The white shirt was a necessary part of every man's wardrobe. This was one particular piece of clothing that did not discriminate according to rank. All shirts were cut in the exact same manner. Unlike what is usually seen in movies on the 18th century the shirt was not buttoned down the front. Instead, it was pulled up over the head and had three buttons to close it at the neck.
Also, the choice of fabric was never silk. Even the aristocrats who otherwise understood better than anyone else that beauty means suffering saw the sense in keeping the finer fabrics for another purpose. First of all, silk could be rather expensive and it was therefore more sensible to save the silk for the clothing that could be seen and admired. Secondly, imagine the condition of a silk shirt after a day - or several - without washing under the arms...
|Late 18th century shirt|
Since silk was out of the question the preferred fabric was linen. The sleeves were full and quite wide; usually they were tighter at the wrist. What could be different from a nobleman's shirt was the ruffles of the wrists. While labourers contented themselves with plain sleeves the noblemen might array themselves with ruffles and even a bit embroidery.

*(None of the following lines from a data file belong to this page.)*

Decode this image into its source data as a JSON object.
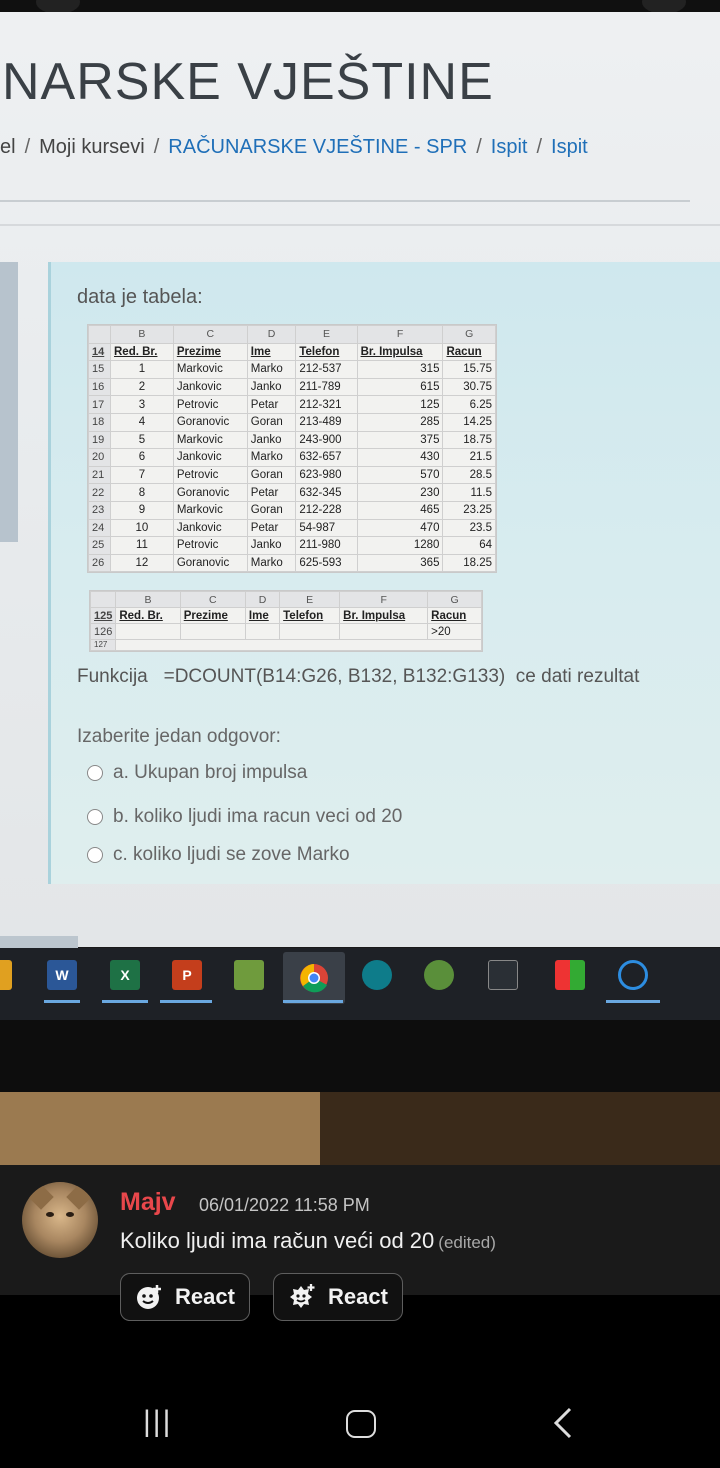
{
  "screen": {
    "page_title": "NARSKE VJEŠTINE",
    "breadcrumb": {
      "item0": "el",
      "item1": "Moji kursevi",
      "item2": "RAČUNARSKE VJEŠTINE - SPR",
      "item3": "Ispit",
      "item4": "Ispit",
      "sep": "/"
    },
    "question": {
      "intro": "data je tabela:",
      "function_label": "Funkcija",
      "function_formula": "=DCOUNT(B14:G26, B132, B132:G133)",
      "function_suffix": "ce dati rezultat",
      "choose_label": "Izaberite jedan odgovor:",
      "options": [
        "a. Ukupan broj impulsa",
        "b. koliko ljudi ima racun veci od 20",
        "c. koliko ljudi se zove Marko"
      ]
    },
    "sheet": {
      "col_letters": [
        "",
        "B",
        "C",
        "D",
        "E",
        "F",
        "G"
      ],
      "header_row_num": "14",
      "headers": [
        "Red. Br.",
        "Prezime",
        "Ime",
        "Telefon",
        "Br. Impulsa",
        "Racun"
      ],
      "rows": [
        {
          "r": "15",
          "c": [
            "1",
            "Markovic",
            "Marko",
            "212-537",
            "315",
            "15.75"
          ]
        },
        {
          "r": "16",
          "c": [
            "2",
            "Jankovic",
            "Janko",
            "211-789",
            "615",
            "30.75"
          ]
        },
        {
          "r": "17",
          "c": [
            "3",
            "Petrovic",
            "Petar",
            "212-321",
            "125",
            "6.25"
          ]
        },
        {
          "r": "18",
          "c": [
            "4",
            "Goranovic",
            "Goran",
            "213-489",
            "285",
            "14.25"
          ]
        },
        {
          "r": "19",
          "c": [
            "5",
            "Markovic",
            "Janko",
            "243-900",
            "375",
            "18.75"
          ]
        },
        {
          "r": "20",
          "c": [
            "6",
            "Jankovic",
            "Marko",
            "632-657",
            "430",
            "21.5"
          ]
        },
        {
          "r": "21",
          "c": [
            "7",
            "Petrovic",
            "Goran",
            "623-980",
            "570",
            "28.5"
          ]
        },
        {
          "r": "22",
          "c": [
            "8",
            "Goranovic",
            "Petar",
            "632-345",
            "230",
            "11.5"
          ]
        },
        {
          "r": "23",
          "c": [
            "9",
            "Markovic",
            "Goran",
            "212-228",
            "465",
            "23.25"
          ]
        },
        {
          "r": "24",
          "c": [
            "10",
            "Jankovic",
            "Petar",
            "54-987",
            "470",
            "23.5"
          ]
        },
        {
          "r": "25",
          "c": [
            "11",
            "Petrovic",
            "Janko",
            "211-980",
            "1280",
            "64"
          ]
        },
        {
          "r": "26",
          "c": [
            "12",
            "Goranovic",
            "Marko",
            "625-593",
            "365",
            "18.25"
          ]
        }
      ]
    },
    "criteria_sheet": {
      "col_letters": [
        "",
        "B",
        "C",
        "D",
        "E",
        "F",
        "G"
      ],
      "header_row_num": "125",
      "headers": [
        "Red. Br.",
        "Prezime",
        "Ime",
        "Telefon",
        "Br. Impulsa",
        "Racun"
      ],
      "row_num": "126",
      "criteria_value": ">20",
      "cut_row_num": "127"
    }
  },
  "taskbar": {
    "icons": [
      "word-icon",
      "excel-icon",
      "powerpoint-icon",
      "image-app-icon",
      "chrome-icon",
      "arduino-icon",
      "android-icon",
      "terminal-icon",
      "colorful-grid-icon",
      "sync-icon"
    ],
    "labels": {
      "word": "W",
      "excel": "X",
      "powerpoint": "P"
    }
  },
  "chat": {
    "username": "Majv",
    "timestamp": "06/01/2022 11:58 PM",
    "message": "Koliko ljudi ima račun veći od 20",
    "edited": "(edited)",
    "react_label_1": "React",
    "react_label_2": "React",
    "colors": {
      "username": "#e8474b"
    }
  },
  "navbar": {
    "recent": "|||",
    "home": "home",
    "back": "<"
  }
}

Every morning, Louis XIV would have his night-shirt changed. This was necessary for most people but the Sun King was particularly known to sweat heavily during the night The fashions of the 1670-80's in France offered a surprisingly clear view of the shirt. The boxy waistcoat would often be several centimeters shorter than the shirt which meant that it could be seen peeking out. Also, once the coat was removed the extravagant sleeves was the only thing covering the skin on the arms.
|Worn by Louis XVI during his|
first days as a prisoner
The state of the linen shirt could say a great deal of the wearer's status. For the gentlemen at Versailles their linen shirts were cleaned regularly by their servants - having a clean shirt was a symbol of wealth.
Not even the revolutionaries would deny Louis XVI a proper amount of shirts during his imprisonment. A laundry list reveals that he went through seventeen linen shirts in two weeks. Considering that he was accustomed to having his shirt changed daily this was still a change.